The Pay My Tuition Challenge usually involves facetiously nominating people and organizations perceived as extremely wealthy to pay a student’s tuition costs within the next 24 hours of the post. Oprah Winfrey, Bill Gates and Beyonce are some of the most frequently called upon “one-percenters.”
This new trend on Twitter comes at a time when many students and their families are struggling to pay rising tuition costs. While the rate of these increases is slowing, the increase of college costs over the last 10 years is considerable.
At private, four-year colleges like Tulane, tuition and fees increased by 51 percent over the last decade. Tulane’s tuition and fees are $48,305, a figure similar to those of its peer institutions. At public four-year universities, tuition and fees increased 25 percent over the same time.

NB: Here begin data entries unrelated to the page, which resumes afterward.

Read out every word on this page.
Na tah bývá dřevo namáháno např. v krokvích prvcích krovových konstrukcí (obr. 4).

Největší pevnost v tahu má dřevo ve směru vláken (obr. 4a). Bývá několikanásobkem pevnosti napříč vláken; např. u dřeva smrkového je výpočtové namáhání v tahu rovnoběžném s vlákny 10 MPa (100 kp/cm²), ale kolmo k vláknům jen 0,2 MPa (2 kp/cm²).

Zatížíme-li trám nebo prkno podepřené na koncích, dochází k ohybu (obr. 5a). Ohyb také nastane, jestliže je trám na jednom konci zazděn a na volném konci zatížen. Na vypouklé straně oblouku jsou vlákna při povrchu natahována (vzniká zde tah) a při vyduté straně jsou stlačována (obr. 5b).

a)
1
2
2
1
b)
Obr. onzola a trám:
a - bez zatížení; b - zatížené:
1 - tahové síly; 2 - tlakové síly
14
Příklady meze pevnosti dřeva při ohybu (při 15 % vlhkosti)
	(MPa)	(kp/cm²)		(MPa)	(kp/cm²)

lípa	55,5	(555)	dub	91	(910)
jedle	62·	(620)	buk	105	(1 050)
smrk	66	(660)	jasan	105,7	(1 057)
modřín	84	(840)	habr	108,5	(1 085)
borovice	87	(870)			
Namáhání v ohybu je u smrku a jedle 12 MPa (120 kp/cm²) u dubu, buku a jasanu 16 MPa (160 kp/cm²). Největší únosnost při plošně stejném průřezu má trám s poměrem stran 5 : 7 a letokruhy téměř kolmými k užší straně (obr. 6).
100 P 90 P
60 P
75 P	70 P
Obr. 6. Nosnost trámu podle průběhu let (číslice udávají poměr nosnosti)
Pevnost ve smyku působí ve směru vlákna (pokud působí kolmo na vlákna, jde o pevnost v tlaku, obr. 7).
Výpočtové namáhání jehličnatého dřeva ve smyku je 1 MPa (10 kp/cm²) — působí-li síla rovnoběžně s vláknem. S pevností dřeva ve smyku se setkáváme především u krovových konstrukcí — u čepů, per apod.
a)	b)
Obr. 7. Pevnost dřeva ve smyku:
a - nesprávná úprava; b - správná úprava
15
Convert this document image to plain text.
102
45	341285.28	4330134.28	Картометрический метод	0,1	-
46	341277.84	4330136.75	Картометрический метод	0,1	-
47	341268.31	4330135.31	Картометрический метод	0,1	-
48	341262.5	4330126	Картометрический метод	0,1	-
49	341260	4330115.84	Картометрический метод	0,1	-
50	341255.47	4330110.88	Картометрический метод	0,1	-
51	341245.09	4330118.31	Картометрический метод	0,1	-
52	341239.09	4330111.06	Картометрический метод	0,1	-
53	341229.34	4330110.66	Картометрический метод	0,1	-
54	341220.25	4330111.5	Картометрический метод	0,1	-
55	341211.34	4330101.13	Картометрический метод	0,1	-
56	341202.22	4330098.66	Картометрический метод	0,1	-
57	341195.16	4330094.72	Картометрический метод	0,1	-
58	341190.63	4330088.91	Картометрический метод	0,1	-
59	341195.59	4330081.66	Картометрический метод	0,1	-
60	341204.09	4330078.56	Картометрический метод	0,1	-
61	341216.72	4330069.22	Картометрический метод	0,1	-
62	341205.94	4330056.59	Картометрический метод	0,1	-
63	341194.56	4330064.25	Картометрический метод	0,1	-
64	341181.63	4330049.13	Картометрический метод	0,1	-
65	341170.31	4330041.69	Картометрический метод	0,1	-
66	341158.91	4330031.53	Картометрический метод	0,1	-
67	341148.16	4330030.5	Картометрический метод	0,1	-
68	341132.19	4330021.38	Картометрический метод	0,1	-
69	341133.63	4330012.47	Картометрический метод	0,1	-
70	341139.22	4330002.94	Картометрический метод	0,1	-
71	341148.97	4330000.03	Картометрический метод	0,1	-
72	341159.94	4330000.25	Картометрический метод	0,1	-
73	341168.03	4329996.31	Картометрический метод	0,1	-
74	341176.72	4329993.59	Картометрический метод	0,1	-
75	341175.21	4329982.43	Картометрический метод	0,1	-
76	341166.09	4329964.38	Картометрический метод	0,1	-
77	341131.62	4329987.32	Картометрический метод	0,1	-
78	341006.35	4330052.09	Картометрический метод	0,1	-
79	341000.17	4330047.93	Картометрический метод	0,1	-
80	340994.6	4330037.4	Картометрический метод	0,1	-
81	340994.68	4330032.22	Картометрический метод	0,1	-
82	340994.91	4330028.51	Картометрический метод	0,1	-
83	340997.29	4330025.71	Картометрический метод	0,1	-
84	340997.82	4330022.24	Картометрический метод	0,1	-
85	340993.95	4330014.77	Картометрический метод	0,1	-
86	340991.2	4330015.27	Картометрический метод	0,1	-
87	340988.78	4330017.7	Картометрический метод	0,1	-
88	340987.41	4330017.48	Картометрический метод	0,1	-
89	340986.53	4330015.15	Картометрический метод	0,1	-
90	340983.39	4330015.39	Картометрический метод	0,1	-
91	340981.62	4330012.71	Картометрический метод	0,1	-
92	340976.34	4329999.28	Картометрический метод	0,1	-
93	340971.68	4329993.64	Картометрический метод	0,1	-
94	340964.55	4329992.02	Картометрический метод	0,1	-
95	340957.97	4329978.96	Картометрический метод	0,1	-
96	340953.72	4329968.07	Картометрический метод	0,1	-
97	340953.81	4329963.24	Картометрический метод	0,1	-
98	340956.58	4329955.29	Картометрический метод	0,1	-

With resources like financial aid, loans and federal government grants such as Pell Grants, most students do not pay the full sticker price for college. Loans, however, still can stress students financially even after they graduate.
Blackboard, a site familiar to many Tulane students, responded to the Pay My Tuition Challenge by creating a scholarship that will give one first-place winner $15,000 toward that student’s tuition and two runners-up $5,000.
As for the rappers and business men called upon to “rise to the challenge,” students have mixed opinions on whether they should fork over the cash.
“It would be nice if they did and they have the opportunity,” freshman Meghan Marks said.
Junior Stuart Rowe said that celebrities do not have an obligation to donate to students. He said that Bill Gates, for example, has already shared much of his wealth and it may be unfair to imply he has any further obligation to society outside his existing philanthropy.
“Bill Gates already has the Bill and Melinda Gates Foundation where [philanthropic acts] are exactly what he does … if it’s something that they’re willing to do then there’s nothing wrong with it,” Rowe said.